Шрифт:
Промучился он так неделю, и словно бы полегчало дыхание; только на железном своем упорстве, как на аркане, вытащил он себя из омута смерти. Сколько раз, сидя скорчившись в стороне от сгрудившегося каравана, он говорил себе, что от судьбы все равно не уйдешь, что больше не встанет, останется здесь. Может, и остался бы. Но только начнет уходить в блаженное беспамятство, встанет перед глазами мать, посмотрит лучистыми глазами и махнет рукой: вставай, иди. Встает Хабрау и идет. Падая, спотыкаясь, бежит на звон колокольчика, который слышен уже вдалеке.

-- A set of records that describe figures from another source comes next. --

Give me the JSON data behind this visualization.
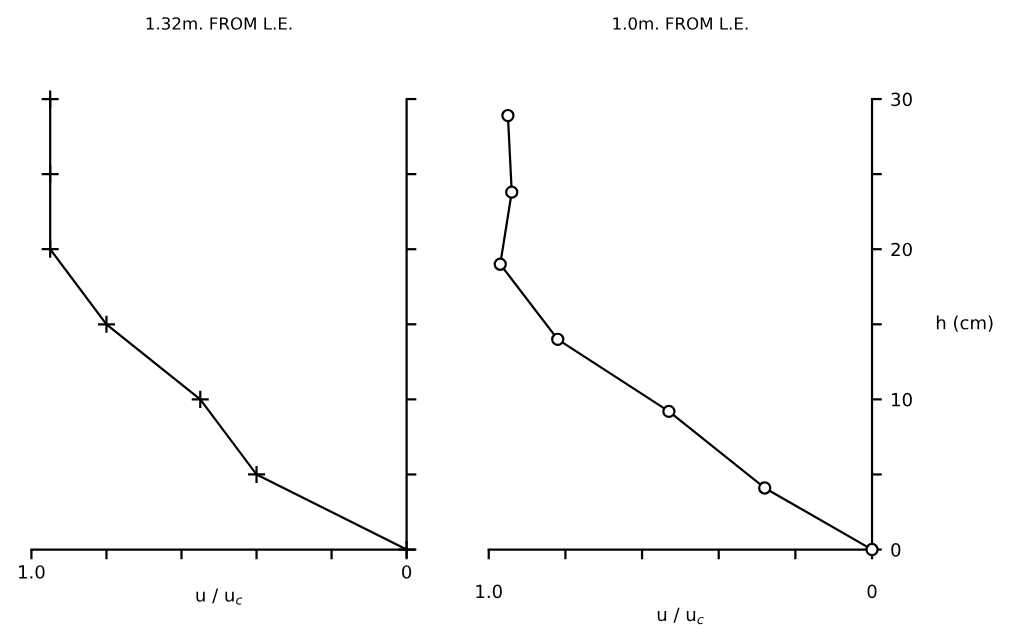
{
  "chart_data": [
    {
      "type": "line",
      "title": "1.32m. FROM L.E.",
      "xlabel": "u / u$_{c}$",
      "marker": "cross",
      "x": [
        0,
        0.4,
        0.55,
        0.8,
        0.95,
        0.95,
        0.95
      ],
      "values": [
        0,
        5,
        10,
        15,
        20,
        25,
        30
      ],
      "color": "#000000",
      "xlim": [
        1.0,
        0
      ],
      "xticks": [
        {
          "value": 1.0,
          "label": "1.0"
        },
        {
          "value": 0.8,
          "label": null
        },
        {
          "value": 0.6,
          "label": null
        },
        {
          "value": 0.4,
          "label": null
        },
        {
          "value": 0.2,
          "label": null
        },
        0
      ],
      "ylim": [
        0,
        30
      ],
      "yticks": [
        0,
        5,
        10,
        15,
        20,
        25,
        30
      ],
      "tick_labels": "x",
      "grid": false,
      "legend": false
    },
    {
      "type": "line",
      "title": "1.0m. FROM L.E.",
      "xlabel": "u / u$_{c}$",
      "ylabel": "h (cm)",
      "marker": "circle",
      "x": [
        0,
        0.28,
        0.53,
        0.82,
        0.97,
        0.94,
        0.95
      ],
      "values": [
        0,
        4.1,
        9.2,
        14.0,
        19.0,
        23.8,
        28.9
      ],
      "color": "#000000",
      "xlim": [
        1.0,
        0
      ],
      "xticks": [
        {
          "value": 1.0,
          "label": "1.0"
        },
        {
          "value": 0.8,
          "label": null
        },
        {
          "value": 0.6,
          "label": null
        },
        {
          "value": 0.4,
          "label": null
        },
        {
          "value": 0.2,
          "label": null
        },
        0
      ],
      "ylim": [
        0,
        30
      ],
      "yticks": [
        0,
        {
          "value": 5,
          "label": null
        },
        10,
        {
          "value": 15,
          "label": null
        },
        20,
        {
          "value": 25,
          "label": null
        },
        30
      ],
      "grid": false,
      "legend": false
    }
  ]
}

Уже на берегу Яика, когда расходились их пути, караванбаши долго, испытующе смотрел ему в лицо, потом окинул взглядом с ног до головы и сказал: «Ай-хай-хай, джигит, упрям же ты оказался! Многих я знал, которые в твою беду попадали, и все там, в степи, и остались лежать. А ты не сдался. Не отбивайся, держись меня. Помощником моим будешь, разбогатеешь». Вцепился намертво, уговаривал долго, но так и не уговорил. Тогда снял с себя новый халат и надел на Хабрау, еще дал пару крепких сапог. У парня брызнули горячие слезы, первый раз с тех пор, как простился с Нормурадом. Так, видно, и бывает с человеком: в невзгодах и тяготах душа твердеет и дух крепнет, а от доброго слова или поступка снова тает воском, и все злое тут же забывается. Ожесточение на караванбаши, который готов был оставить его умирать в степи, тут же прошло. Пара сапог, конечно, тоже обрадовала; два месяца шел он по пескам и по камням, по горам и ущельям, переходил вброд реки, сапоги разбил вдребезги, подметки на сыромятных веревках держались. А теперь перед отцом и матерью, родственниками-свойственниками предстать будет не стыдно.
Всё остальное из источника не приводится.